The metrics collected: Internal monitoring of the applications (by deploying agents to integrate with the application) still has value as it can provide additional details of malfunctioning applications (e.g., which SQL query is slow, or which Java method is taking time). The value of internal monitoring is not de-emphasized because you have moved the application to the cloud.

On the other hand, the advent of the cloud has increased the importance we have to place on external monitoring of applications. The best way of determining if your application hosted in a cloud is working well or not is by periodically measuring its availability and responsiveness. Tools and techniques for performing such external monitoring already exist (we have used external monitoring for years to check on the performance of hosted applications and servers) – you just to make sure you deploy them effectively and that you pay attention to the results.

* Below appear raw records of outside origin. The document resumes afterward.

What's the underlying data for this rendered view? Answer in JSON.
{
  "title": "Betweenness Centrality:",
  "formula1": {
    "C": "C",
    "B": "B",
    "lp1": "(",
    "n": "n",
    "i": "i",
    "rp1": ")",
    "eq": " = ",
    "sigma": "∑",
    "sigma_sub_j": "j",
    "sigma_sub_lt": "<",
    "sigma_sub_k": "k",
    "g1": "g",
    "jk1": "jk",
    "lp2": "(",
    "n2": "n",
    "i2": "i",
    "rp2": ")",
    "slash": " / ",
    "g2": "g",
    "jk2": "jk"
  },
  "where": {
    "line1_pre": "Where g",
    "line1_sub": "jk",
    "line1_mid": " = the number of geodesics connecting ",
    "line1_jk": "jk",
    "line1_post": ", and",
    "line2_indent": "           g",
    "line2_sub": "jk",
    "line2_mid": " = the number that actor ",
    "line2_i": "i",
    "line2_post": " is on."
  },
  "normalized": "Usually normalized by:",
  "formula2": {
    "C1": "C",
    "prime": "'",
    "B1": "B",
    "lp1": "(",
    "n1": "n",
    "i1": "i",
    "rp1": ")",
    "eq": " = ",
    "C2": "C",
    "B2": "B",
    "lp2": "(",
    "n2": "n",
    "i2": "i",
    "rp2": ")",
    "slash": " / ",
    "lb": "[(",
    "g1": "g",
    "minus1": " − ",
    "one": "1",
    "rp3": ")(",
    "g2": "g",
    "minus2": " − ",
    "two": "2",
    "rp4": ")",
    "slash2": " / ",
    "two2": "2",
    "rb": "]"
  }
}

Based on the above discussion, we can conclude that the cloud has not fundamentally changed the type of metrics that you need to be collecting. Of course, to know if the cloud is working well and what portion of the resources you have paid for are being used, new metrics will have to be incorporated. Most cloud providers have published APIs from which these metrics can be obtained.

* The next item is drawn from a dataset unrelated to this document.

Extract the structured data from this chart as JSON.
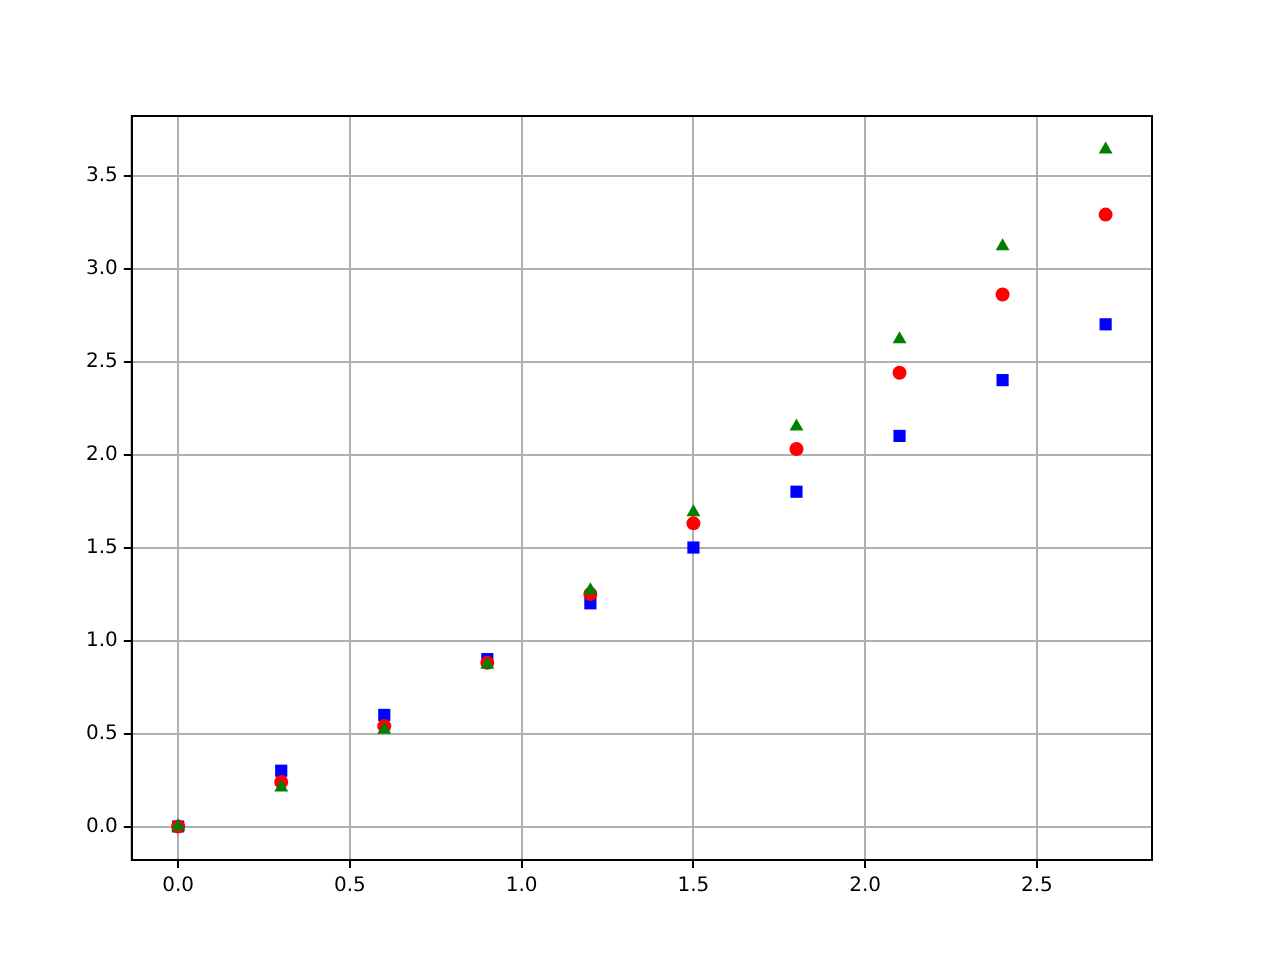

Metric analysis and root-cause diagnosis: The analysis of metrics is no different in a cloud environment. The same cannot be said about root-cause diagnosis. Just like the introduction of virtualization introduced additional complexity that had to be handled as part of the root-cause diagnosis process, the introduction of the cloud forces root-cause diagnosis to take into account the functioning of the cloud. For instance, if an application is exhibiting poor response times, is it because the application is malfunctioning, or the workload is unusually high, or is it because the cloud provider is not providing the resources you had requested for the application, or could it be that you have not provisioned the cloud server correctly and hence, you are hitting a resource crunch.  Root-cause diagnosis technology must evolve to handle this additional complexity. As with any new technology, the emphasis of most early solutions for cloud is on the metrics and not on the root-cause diagnosis capability.

To summarize, “monitoring in the cloud” is nothing more than a remote hosting model for the management system. “Monitoring the cloud” requires adaptations to monitoring solutions to accommodate the additional infrastructure tiers involved. The changes required are evolutionary and not radically new in nature.